И он топал ногами и колотил своею саблею по столу.
– Жинка! – проговорил Данило, – поспешай с вечерею.
Хозяйка быстро принялась за сборы к угощению. Глаза ее обежали всю хату, все уголки, будто ища кого-то, и, казалось, некоторая тревога промелькнула на ее бесстрастном лице.
Она искала глазами Марусю и теперь только заметила, что девочка незаметно исчезла во время суматохи.
V
Чудесная, темно-голубая, прозрачная, теплая ночь таинственно звездилась, когда Маруся поспешно выскользнула из хаты, проползла под кровом стелющихся по земле ветвей цветущей калины и очутилась в саду. Тут ее скрыли кудрявые яблони и густые, как сеть, черешни.

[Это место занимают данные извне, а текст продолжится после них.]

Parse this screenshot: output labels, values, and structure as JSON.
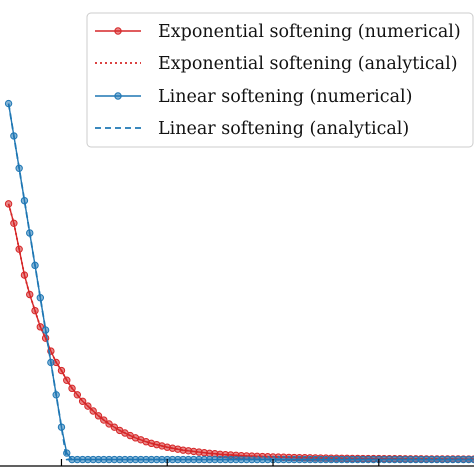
{
  "chart_data": {
    "type": "line",
    "title": "",
    "xlabel": "",
    "ylabel": "",
    "xlim": [
      -0.1,
      4.4
    ],
    "ylim": [
      -0.02,
      1.42
    ],
    "xticks": [
      0.5,
      1.5,
      2.5,
      3.5
    ],
    "xtick_labels": [],
    "grid": false,
    "legend_position": "top-right",
    "series": [
      {
        "name": "Exponential softening (numerical)",
        "color": "#d62728",
        "style": "solid",
        "marker": "circle",
        "x": [
          0.0,
          0.05,
          0.1,
          0.15,
          0.2,
          0.25,
          0.3,
          0.35,
          0.4,
          0.45,
          0.5,
          0.55,
          0.6,
          0.65,
          0.7,
          0.75,
          0.8,
          0.85,
          0.9,
          0.95,
          1.0,
          1.05,
          1.1,
          1.15,
          1.2,
          1.25,
          1.3,
          1.35,
          1.4,
          1.45,
          1.5,
          1.55,
          1.6,
          1.65,
          1.7,
          1.75,
          1.8,
          1.85,
          1.9,
          1.95,
          2.0,
          2.05,
          2.1,
          2.15,
          2.2,
          2.25,
          2.3,
          2.35,
          2.4,
          2.45,
          2.5,
          2.55,
          2.6,
          2.65,
          2.7,
          2.75,
          2.8,
          2.85,
          2.9,
          2.95,
          3.0,
          3.05,
          3.1,
          3.15,
          3.2,
          3.25,
          3.3,
          3.35,
          3.4,
          3.45,
          3.5,
          3.55,
          3.6,
          3.65,
          3.7,
          3.75,
          3.8,
          3.85,
          3.9,
          3.95,
          4.0,
          4.05,
          4.1,
          4.15,
          4.2,
          4.25,
          4.3,
          4.35,
          4.4
        ],
        "y": [
          0.79,
          0.73,
          0.65,
          0.57,
          0.51,
          0.46,
          0.41,
          0.375,
          0.335,
          0.3,
          0.275,
          0.245,
          0.22,
          0.2,
          0.18,
          0.165,
          0.15,
          0.135,
          0.122,
          0.11,
          0.1,
          0.09,
          0.082,
          0.074,
          0.067,
          0.061,
          0.055,
          0.05,
          0.046,
          0.042,
          0.038,
          0.035,
          0.032,
          0.029,
          0.027,
          0.025,
          0.023,
          0.021,
          0.019,
          0.018,
          0.016,
          0.015,
          0.014,
          0.013,
          0.012,
          0.011,
          0.0105,
          0.0098,
          0.0092,
          0.0086,
          0.008,
          0.0075,
          0.007,
          0.0066,
          0.0062,
          0.0058,
          0.0055,
          0.0052,
          0.0049,
          0.0046,
          0.0044,
          0.0042,
          0.004,
          0.0038,
          0.0036,
          0.0034,
          0.0033,
          0.0031,
          0.003,
          0.0029,
          0.0028,
          0.0027,
          0.0026,
          0.0025,
          0.0024,
          0.0023,
          0.0022,
          0.0021,
          0.002,
          0.0019,
          0.0018,
          0.0018,
          0.0017,
          0.0017,
          0.0016,
          0.0016,
          0.0015,
          0.0015,
          0.0015
        ]
      },
      {
        "name": "Exponential softening (analytical)",
        "color": "#d62728",
        "style": "dotted",
        "marker": "none",
        "x": [
          0.0,
          0.05,
          0.1,
          0.15,
          0.2,
          0.25,
          0.3,
          0.35,
          0.4,
          0.45,
          0.5,
          0.55,
          0.6,
          0.65,
          0.7,
          0.75,
          0.8,
          0.85,
          0.9,
          0.95,
          1.0,
          1.05,
          1.1,
          1.15,
          1.2,
          1.25,
          1.3,
          1.35,
          1.4,
          1.45,
          1.5,
          1.55,
          1.6,
          1.65,
          1.7,
          1.75,
          1.8,
          1.85,
          1.9,
          1.95,
          2.0,
          2.05,
          2.1,
          2.15,
          2.2,
          2.25,
          2.3,
          2.35,
          2.4,
          2.45,
          2.5,
          2.55,
          2.6,
          2.65,
          2.7,
          2.75,
          2.8,
          2.85,
          2.9,
          2.95,
          3.0,
          3.05,
          3.1,
          3.15,
          3.2,
          3.25,
          3.3,
          3.35,
          3.4,
          3.45,
          3.5,
          3.55,
          3.6,
          3.65,
          3.7,
          3.75,
          3.8,
          3.85,
          3.9,
          3.95,
          4.0,
          4.05,
          4.1,
          4.15,
          4.2,
          4.25,
          4.3,
          4.35,
          4.4
        ],
        "y": [
          0.79,
          0.73,
          0.65,
          0.57,
          0.51,
          0.46,
          0.41,
          0.375,
          0.335,
          0.3,
          0.275,
          0.245,
          0.22,
          0.2,
          0.18,
          0.165,
          0.15,
          0.135,
          0.122,
          0.11,
          0.1,
          0.09,
          0.082,
          0.074,
          0.067,
          0.061,
          0.055,
          0.05,
          0.046,
          0.042,
          0.038,
          0.035,
          0.032,
          0.029,
          0.027,
          0.025,
          0.023,
          0.021,
          0.019,
          0.018,
          0.016,
          0.015,
          0.014,
          0.013,
          0.012,
          0.011,
          0.0105,
          0.0098,
          0.0092,
          0.0086,
          0.008,
          0.0075,
          0.007,
          0.0066,
          0.0062,
          0.0058,
          0.0055,
          0.0052,
          0.0049,
          0.0046,
          0.0044,
          0.0042,
          0.004,
          0.0038,
          0.0036,
          0.0034,
          0.0033,
          0.0031,
          0.003,
          0.0029,
          0.0028,
          0.0027,
          0.0026,
          0.0025,
          0.0024,
          0.0023,
          0.0022,
          0.0021,
          0.002,
          0.0019,
          0.0018,
          0.0018,
          0.0017,
          0.0017,
          0.0016,
          0.0016,
          0.0015,
          0.0015,
          0.0015
        ]
      },
      {
        "name": "Linear softening (numerical)",
        "color": "#1f77b4",
        "style": "solid",
        "marker": "circle",
        "x": [
          0.0,
          0.05,
          0.1,
          0.15,
          0.2,
          0.25,
          0.3,
          0.35,
          0.4,
          0.45,
          0.5,
          0.55,
          0.6,
          0.65,
          0.7,
          0.75,
          0.8,
          0.85,
          0.9,
          0.95,
          1.0,
          1.05,
          1.1,
          1.15,
          1.2,
          1.25,
          1.3,
          1.35,
          1.4,
          1.45,
          1.5,
          1.55,
          1.6,
          1.65,
          1.7,
          1.75,
          1.8,
          1.85,
          1.9,
          1.95,
          2.0,
          2.05,
          2.1,
          2.15,
          2.2,
          2.25,
          2.3,
          2.35,
          2.4,
          2.45,
          2.5,
          2.55,
          2.6,
          2.65,
          2.7,
          2.75,
          2.8,
          2.85,
          2.9,
          2.95,
          3.0,
          3.05,
          3.1,
          3.15,
          3.2,
          3.25,
          3.3,
          3.35,
          3.4,
          3.45,
          3.5,
          3.55,
          3.6,
          3.65,
          3.7,
          3.75,
          3.8,
          3.85,
          3.9,
          3.95,
          4.0,
          4.05,
          4.1,
          4.15,
          4.2,
          4.25,
          4.3,
          4.35,
          4.4
        ],
        "y": [
          1.1,
          1.0,
          0.9,
          0.8,
          0.7,
          0.6,
          0.5,
          0.4,
          0.3,
          0.2,
          0.1,
          0.02,
          0.0,
          0.0,
          0.0,
          0.0,
          0.0,
          0.0,
          0.0,
          0.0,
          0.0,
          0.0,
          0.0,
          0.0,
          0.0,
          0.0,
          0.0,
          0.0,
          0.0,
          0.0,
          0.0,
          0.0,
          0.0,
          0.0,
          0.0,
          0.0,
          0.0,
          0.0,
          0.0,
          0.0,
          0.0,
          0.0,
          0.0,
          0.0,
          0.0,
          0.0,
          0.0,
          0.0,
          0.0,
          0.0,
          0.0,
          0.0,
          0.0,
          0.0,
          0.0,
          0.0,
          0.0,
          0.0,
          0.0,
          0.0,
          0.0,
          0.0,
          0.0,
          0.0,
          0.0,
          0.0,
          0.0,
          0.0,
          0.0,
          0.0,
          0.0,
          0.0,
          0.0,
          0.0,
          0.0,
          0.0,
          0.0,
          0.0,
          0.0,
          0.0,
          0.0,
          0.0,
          0.0,
          0.0,
          0.0,
          0.0,
          0.0,
          0.0,
          0.0
        ]
      },
      {
        "name": "Linear softening (analytical)",
        "color": "#1f77b4",
        "style": "dashed",
        "marker": "none",
        "x": [
          0.0,
          0.5,
          0.55,
          0.6,
          4.4
        ],
        "y": [
          1.1,
          0.1,
          0.0,
          0.0,
          0.0
        ]
      }
    ]
  }
}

Тут она стояла, унимая биение сердца. Каждая ее жилка билась, ноги подламывались под нею, мысли роились и мешались; какие-то сверкающие образы носились перед глазами, а из глаз струились горячие слезы, исторгаемые новою, дотоле неведанною сердечною скорбью, перемешанною с какою-то восторженною надеждою.
Свежий ночной воздух привел ее в себя, наконец, и слезы приостановились, и мысли приняли строй.
Все было вокруг так душисто, и свежо, и цветуще! Все так мило и близко душе! Вся преисполненная любовью и горем, она склонилась и жарко стала целовать травы, цветы, склонявшиеся ветви, обращая туда и сюда глаза свои, выражая всем существом своим и недоуменье, и беззаветную преданность чему-то, не совсем еще ясно усвоенному, уразумленному, но уже поглотившему всю душу.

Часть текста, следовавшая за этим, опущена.